花小金井駅から数駅のところに住む後輩を誘い、一緒に行った。
研究者を目指す勤勉な後輩なので、いろいろと教えてもらうこともあるだろう。今までの旅で出てきたクレイジーな後輩とは一味違う、マトモ枠の後輩である。
スタジオジブリとの「江戸東京たてもの園」は縁が深いらしく「千と千尋の神隠し」の作画に園内の施設が役立ったり、マスコットキャラクター「えどまる」をデザインしたのは宮崎駿だったりする。

えどまる
施設のマップ

観覧料は400円(一般)と激安。
風鈴がチリンチリンとなる中を通って、進んでいく。
そこには展示だから当たり前なのだが、無人の家屋が設置されている。まるで千と千尋の神隠しの町並みのようだ。

全てを紹介することはできないが、気になった施設を幾つか紹介させていただく。

【この2階で暗殺されたのか・・・高橋是清邸】

226事件で暗殺された高橋是清の邸宅である。
和風建築に窓ガラスを使用した最初の例らしく、和風の中にも洋風を感じる暮らしやすそうな邸宅だ。

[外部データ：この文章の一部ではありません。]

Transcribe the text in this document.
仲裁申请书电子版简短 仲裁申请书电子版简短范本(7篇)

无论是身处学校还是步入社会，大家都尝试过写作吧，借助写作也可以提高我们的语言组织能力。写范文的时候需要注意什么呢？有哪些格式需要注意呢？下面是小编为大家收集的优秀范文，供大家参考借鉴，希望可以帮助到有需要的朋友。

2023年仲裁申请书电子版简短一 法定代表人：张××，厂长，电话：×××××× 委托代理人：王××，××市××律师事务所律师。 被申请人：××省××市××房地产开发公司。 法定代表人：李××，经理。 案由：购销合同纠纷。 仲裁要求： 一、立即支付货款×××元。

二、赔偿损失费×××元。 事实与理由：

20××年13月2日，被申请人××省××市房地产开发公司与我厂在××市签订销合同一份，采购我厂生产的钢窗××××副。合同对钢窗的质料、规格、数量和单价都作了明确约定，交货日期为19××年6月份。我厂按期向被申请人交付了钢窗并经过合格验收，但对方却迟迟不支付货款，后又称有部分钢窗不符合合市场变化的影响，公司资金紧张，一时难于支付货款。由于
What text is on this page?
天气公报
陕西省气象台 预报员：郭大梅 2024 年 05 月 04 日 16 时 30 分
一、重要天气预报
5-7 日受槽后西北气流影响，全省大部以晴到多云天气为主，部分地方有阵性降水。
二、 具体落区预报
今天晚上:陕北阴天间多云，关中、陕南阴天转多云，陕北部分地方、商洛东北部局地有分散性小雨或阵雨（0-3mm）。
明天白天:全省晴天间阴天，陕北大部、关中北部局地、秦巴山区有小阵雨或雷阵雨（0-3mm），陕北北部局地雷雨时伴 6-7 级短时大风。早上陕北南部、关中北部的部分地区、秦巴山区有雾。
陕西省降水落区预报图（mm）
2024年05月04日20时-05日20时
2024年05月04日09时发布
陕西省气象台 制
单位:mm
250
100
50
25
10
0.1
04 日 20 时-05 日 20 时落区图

2階にあがると、ここで高橋是清が暗殺されたことを説明される。
移築されたとは言え、同じ部屋にいることには変わりなく、長閑な部屋なのに妙に緊張する。
高橋是清は若い頃にホームステイ先で騙されて奴隷にされるなど波乱万丈の人生を歩み、辛苦に耐えた経験値の高い政治家で昭和恐慌を打開するなど辣腕をふるった。226事件を起こした青年将校たちは貧窮にあえぐ国民を救おうという願いから高橋是清を暗殺し、経済の混迷に拍車をかけてしまう。
伊藤博文を暗殺して朝鮮併合を促進してしまった安重根にも似ている。
高橋是清暗殺は明らかに歴史の分岐点だった。

【絶滅危惧種の銭湯「子宝湯」】


東ゾーンへ進むと、昔ながらの建物があたかも商店街を作っているかのようにならんでいる。
その一番奥にあるのが「子宝湯」である。

普段なら濡れている銭湯の中を、靴下履きでペタペタ歩いていく。なんとも不思議な気持ちになる。

昭和45年に17999軒を数えた銭湯も、現在は1653軒となっている。
かつては銭湯に入りに行くのが入浴スタイルだったが、今は賃貸だろうと風呂があるのが普通となった。銭湯へ行くのは必要性からではなく、嗜好に近くなっている。

「江戸」から「東京」への忘れ物だけでなく、「昭和」の忘れ物もここにはたくさんあるのだろう。

後編へ続きます。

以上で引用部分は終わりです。